- Born: 1931 (age 94–95) Cholon, French Indo-China
- Education: Peking University
- Occupations: Translator, professor
- Spouse: Ye Weiqu ​(m. 1956⁠–⁠2005)​
- Writing career
- Language: Chinese, Japanese
- Period: 1978–present
- Genre: Novel
- Notable work: The Sound of Waves
- Notable awards: 1st National Book Award

= Tang Yuemei =

Chinese translator (born 1931)

Tang Yuemei (唐月梅 (Táng Yuèméi); born 1931) is a Chinese translator of Chinese Vietnamese ethnicity. Tang was a visiting professor at Yokohama City University. She is most notable for being one of the main translators into Chinese of the works of the Japanese novelists Yukio Mishima and Takiji Kobayashi.

==Biography==
Tang was born into a Chinese Vietnamese family in Cholon, French Indo-China in 1931, with her ancestral home in Hainan.

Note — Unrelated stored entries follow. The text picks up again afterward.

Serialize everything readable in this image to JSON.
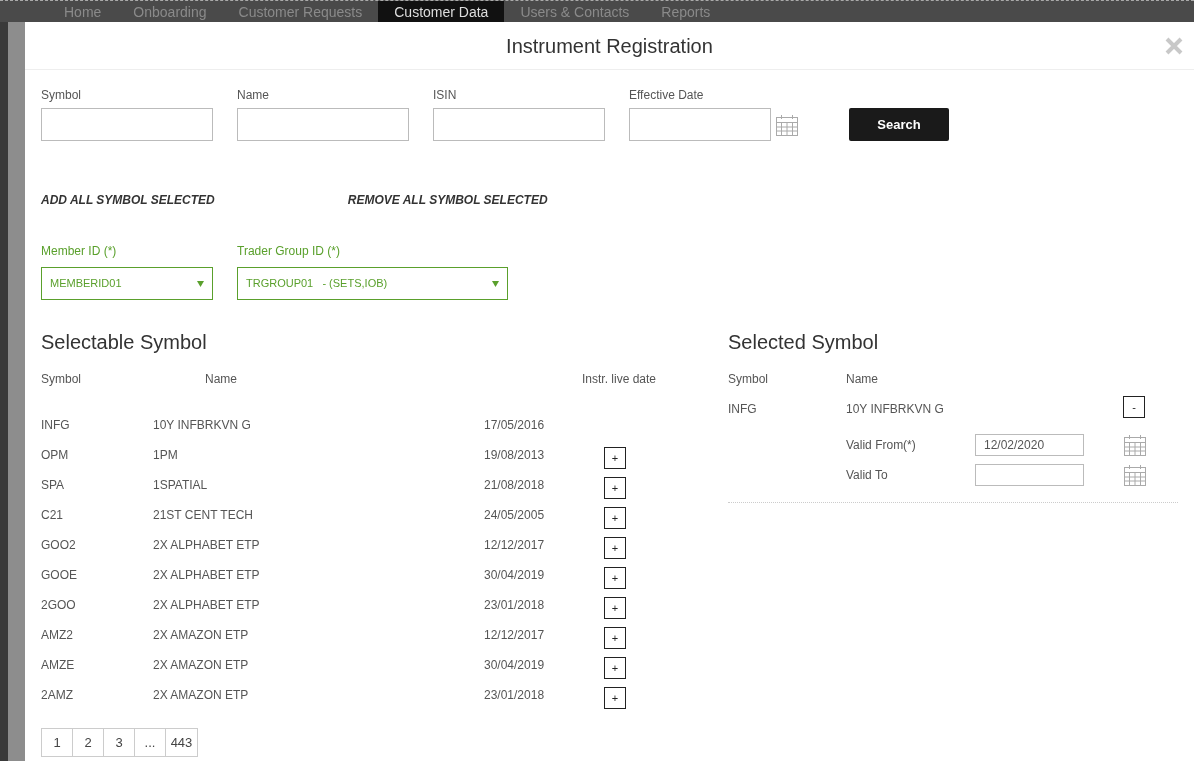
{
  "nav_tabs": [
    {
      "label": "Home",
      "selected": false
    },
    {
      "label": "Onboarding",
      "selected": false
    },
    {
      "label": "Customer Requests",
      "selected": false
    },
    {
      "label": "Customer Data",
      "selected": true
    },
    {
      "label": "Users & Contacts",
      "selected": false
    },
    {
      "label": "Reports",
      "selected": false
    }
  ],
  "dialog": {
    "title": "Instrument Registration"
  },
  "search_fields": [
    {
      "label": "Symbol",
      "kind": "text"
    },
    {
      "label": "Name",
      "kind": "text"
    },
    {
      "label": "ISIN",
      "kind": "text"
    },
    {
      "label": "Effective Date",
      "kind": "date"
    }
  ],
  "search_button": "Search",
  "bulk_actions": [
    "ADD ALL SYMBOL SELECTED",
    "REMOVE ALL SYMBOL SELECTED"
  ],
  "dropdowns": [
    {
      "label": "Member ID (*)",
      "value": "MEMBERID01"
    },
    {
      "label": "Trader Group ID (*)",
      "value": "TRGROUP01   - (SETS,IOB)"
    }
  ],
  "selectable": {
    "title": "Selectable Symbol",
    "columns": [
      "Symbol",
      "Name",
      "Instr. live date"
    ],
    "rows": [
      {
        "symbol": "INFG",
        "name": "10Y INFBRKVN G",
        "date": "17/05/2016"
      },
      {
        "symbol": "OPM",
        "name": "1PM",
        "date": "19/08/2013",
        "add_label": "+"
      },
      {
        "symbol": "SPA",
        "name": "1SPATIAL",
        "date": "21/08/2018",
        "add_label": "+"
      },
      {
        "symbol": "C21",
        "name": "21ST CENT TECH",
        "date": "24/05/2005",
        "add_label": "+"
      },
      {
        "symbol": "GOO2",
        "name": "2X ALPHABET ETP",
        "date": "12/12/2017",
        "add_label": "+"
      },
      {
        "symbol": "GOOE",
        "name": "2X ALPHABET ETP",
        "date": "30/04/2019",
        "add_label": "+"
      },
      {
        "symbol": "2GOO",
        "name": "2X ALPHABET ETP",
        "date": "23/01/2018",
        "add_label": "+"
      },
      {
        "symbol": "AMZ2",
        "name": "2X AMAZON ETP",
        "date": "12/12/2017",
        "add_label": "+"
      },
      {
        "symbol": "AMZE",
        "name": "2X AMAZON ETP",
        "date": "30/04/2019",
        "add_label": "+"
      },
      {
        "symbol": "2AMZ",
        "name": "2X AMAZON ETP",
        "date": "23/01/2018",
        "add_label": "+"
      }
    ]
  },
  "pagination": [
    "1",
    "2",
    "3",
    "...",
    "443"
  ],
  "selected_panel": {
    "title": "Selected Symbol",
    "columns": [
      "Symbol",
      "Name"
    ],
    "rows": [
      {
        "symbol": "INFG",
        "name": "10Y INFBRKVN G",
        "remove_label": "-",
        "valid_from_label": "Valid From(*)",
        "valid_from": "12/02/2020",
        "valid_to_label": "Valid To"
      }
    ]
  }
}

In 1956, Tang graduated from Peking University, where she majored in Japanese at the Department of East Language and Literature. After graduation, Tang was appointed to the Chinese Academy of Social Sciences. In 1966, the Cultural Revolution was launched by Mao Zedong, Tang and her husband Ye Weiqu's whole collection of books was burned by the Red Guards, the couple were sent to the May Seventh Cadre Schools to work in Henan. In 1976, Hua Guofeng and Ye Jianying toppled the Gang of Four, the couple were rehabilitated by Deng Xiaoping, at the same time, they started to study Japanese literature. Tang started to publish works in 1978 and she joined the China Writers Association in 1982.

==Works==
- The History of Japanese Drama (日本戏剧史)
- The Sound of Waves (Yukio Mishima) (潮骚)
- The Temple of the Golden Pavilion (Yukio Mishima) (金阁寺)
- The Sea of Fertility (Yukio Mishima) (春雪)
- Confessions of a Mask (Yukio Mishima) (假面自白)
- Thirst for Love (Yukio Mishima) (爱的饥渴)
- (Yukio Mishima) (太阳与铁)
- (Toyoko Yamasaki) (沙门良宽)
- The History of Japanese Literature (Toyoko Yamasaki) (日本文学史)
- Karei-naru Ichizoku (Toyoko Yamasaki) (浮华世家)
- The Old Capital (Takiji Kobayashi) (古都)
- (Takiji Kobayashi) (湖)
- (Takiji Kobayashi) (舞姬)
- The House of the Sleeping Beauties (Takiji Kobayashi) (睡美人)

==Awards==
- Karei-naru Ichizoku – 1st National Book Award
- Chinese Translation Association – Competent Translator (2004)

==Personal life==
In 1956, Tang married her middle school sweetheart Ye Weiqu in Beijing, he was also a translator.